Sellside analysts were generally bullish on Cephalon despite Wednesday's news, but there were still some holders with at least a watchful attitude at present.

One sellsider focused on the equity said he expects Sparlon to be approved in the next quarter, and with Cephalon standing to gain exclusivity to the sleep disorder drug Provigil, pending litigation with Barr Pharmaceuticals Inc., he raised his earnings and revenue estimates for 2006 and 2007. Another sellside shop noted that with the nearly $6 drop in Cephalon shares on Wednesday after news of the Sparlon delay he sees the drop as "a handsome opportunity" to buy.

Cephalon shares (Nasdaq: CEPH) on Thursday settled at $71.88, up $5.05 on the day, or 7.56%.

Cephalon said that because the FDA will be reviewing the safety profiles of several drugs for ADHD, over the next several weeks, it will not hold an advisory panel meeting on its Sparlon until March 23. The FDA had originally been slated to make a decision on Sparlon by late January.

Cephalon news sidelines some

As a result of the delay, Cephalon said it now expects to launch Sparlon during the second-quarter 2006. The company also said it will issue financial guidance Feb. 14, a day before it is due to report earnings.

Yet there were still some Cephalon players who were sitting on the sidelines.

"The panel review is for current ADHD meds. The FDA last year has seen some cases of death and dangerous side effects for a few leading ADHD products currently in use. They have been reviewing these cases for the past six or so months and will now get together on the 9th of February and the 22nd of March, to discuss these alarming cases," said a Cephalon holder in Arizona.

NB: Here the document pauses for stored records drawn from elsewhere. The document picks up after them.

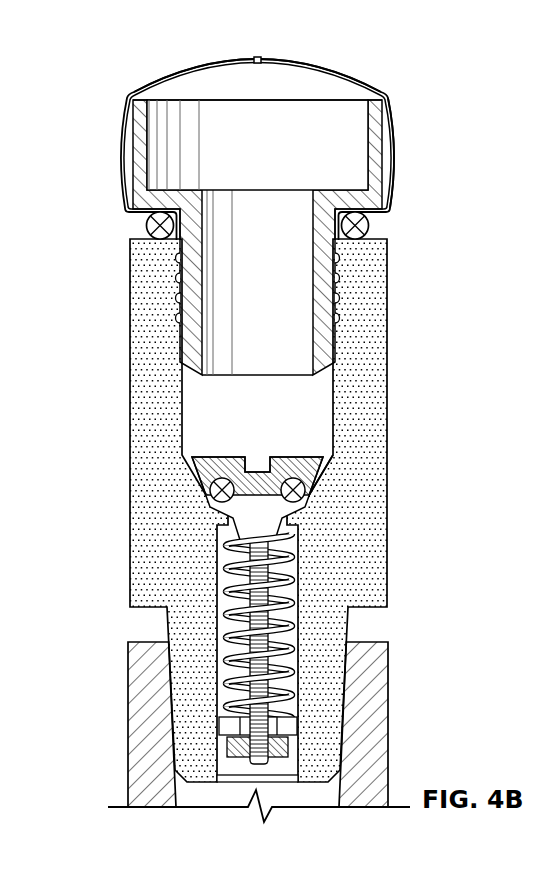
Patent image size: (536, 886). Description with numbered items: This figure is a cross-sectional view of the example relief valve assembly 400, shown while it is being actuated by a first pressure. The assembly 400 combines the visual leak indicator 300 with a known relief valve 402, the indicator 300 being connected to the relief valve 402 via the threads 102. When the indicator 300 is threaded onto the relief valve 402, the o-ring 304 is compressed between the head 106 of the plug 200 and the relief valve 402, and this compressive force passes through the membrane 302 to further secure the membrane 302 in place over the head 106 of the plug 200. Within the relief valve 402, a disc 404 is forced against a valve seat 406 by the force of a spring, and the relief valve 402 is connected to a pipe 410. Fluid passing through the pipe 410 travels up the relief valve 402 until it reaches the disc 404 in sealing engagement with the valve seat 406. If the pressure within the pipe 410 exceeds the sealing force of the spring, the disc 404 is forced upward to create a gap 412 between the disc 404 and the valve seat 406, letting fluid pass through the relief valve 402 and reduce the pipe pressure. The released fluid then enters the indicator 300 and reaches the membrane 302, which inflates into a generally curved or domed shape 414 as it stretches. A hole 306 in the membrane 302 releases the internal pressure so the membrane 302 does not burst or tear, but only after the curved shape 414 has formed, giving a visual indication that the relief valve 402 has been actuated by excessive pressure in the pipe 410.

The relief valve assembly 400 is at (89, 59).
The curved or domed shape 414 is at (206, 60).
The hole 306 is at (258, 59).
The visual leak indicator 300 is at (407, 103).
The head 106 is at (134, 167).
The membrane 302 is at (390, 187).
The o-ring 304 is at (371, 222).
The plug 200 is at (188, 244).
The threads 102 is at (338, 293).
The disc 404 is at (207, 457).
The valve seat 406 is at (213, 495).
The gap 412 is at (328, 487).
The relief valve 402 is at (422, 458).
The pipe 410 is at (377, 717).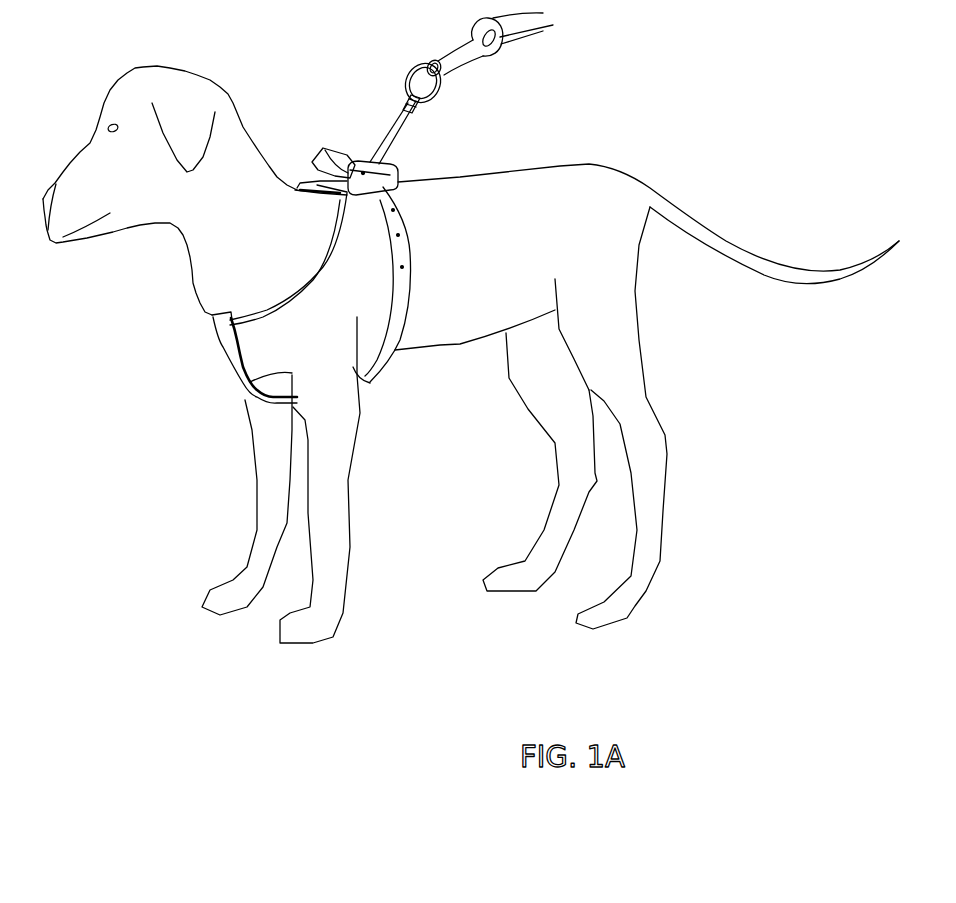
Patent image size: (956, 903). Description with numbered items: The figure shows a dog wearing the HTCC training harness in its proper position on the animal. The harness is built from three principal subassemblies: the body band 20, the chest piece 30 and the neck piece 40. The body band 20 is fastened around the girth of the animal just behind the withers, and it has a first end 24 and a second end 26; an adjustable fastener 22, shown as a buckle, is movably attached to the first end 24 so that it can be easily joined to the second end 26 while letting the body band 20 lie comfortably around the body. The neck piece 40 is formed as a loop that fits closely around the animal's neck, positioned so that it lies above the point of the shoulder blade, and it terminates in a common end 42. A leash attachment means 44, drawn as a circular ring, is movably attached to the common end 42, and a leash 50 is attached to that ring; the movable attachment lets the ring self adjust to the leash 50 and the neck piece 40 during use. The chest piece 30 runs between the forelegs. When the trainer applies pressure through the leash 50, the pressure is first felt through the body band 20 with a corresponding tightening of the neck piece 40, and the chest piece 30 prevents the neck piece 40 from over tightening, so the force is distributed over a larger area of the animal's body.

The body band 20 is at (407, 250).
The adjustable fastener 22 is at (392, 170).
The first end 24 is at (318, 182).
The second end 26 is at (332, 158).
The chest piece 30 is at (237, 357).
The neck piece 40 is at (307, 287).
The common end 42 is at (417, 110).
The leash attachment means 44 is at (437, 92).
The leash 50 is at (528, 37).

"Sparlon was caught up in the FDA's planned review of existing ADHD drugs to determine if there's any link to sudden death, hypertension, stroke or heart attack for both adults and children. It's doubtful that Sparlon won't get full approval from the FDA. Although the higher dose of Sparlon might be questionable.

"How much of an impact this drug will do for Cephalon is also questionable," the buysider continued. "The adult study failed to show any efficacy. So if approved it will be indicated for pediatrics and adolescences only. So, we should see Sparlon launch in April 06, they say. I will hold the stock till then."

Durect drop signals buying

Durect Corp. was seeing some buy interest Thursday, though, after taking several hits in recent weeks.

A couple of sellside sources on the West Coast said the recent weakness was a buying opportunity but there were still some leery onlookers from the buyside.

Another factor, according to another West Coast market source on the buyside was an SEC filing related to Durect's association with Endo Pharmaceuticals Holdings, Inc. related to their joint development of the sufentanyl patch for chronic pain. "Looks like Endo is giving Durect more time. At least it looks like an amendment to the dates."

"Really it's a shame Durect can't get this on track. This used to be seen as having very big potential, but now it's completely discounted," the buysider said. "But it looks like Durect has yet to give up."

"This might simply be a case where there is more buying pressure at around $4 than selling. The Endo news by itself doesn't seem that material to cause the volume and buying that we are seeing this morning."

Durect shares (Nasdaq, DRRX) on Thursday added 14 cents, or 3.25%, to $4.45 after a similar gain Wednesday.

One sellside analyst suggested that a poorly executed secondary offering from Durect in November led to resentment among some players and that the management team has not made amends with shareholders, but with long-term fundamentals in tact investors with a timeline of more than six months should build a long position in Durect.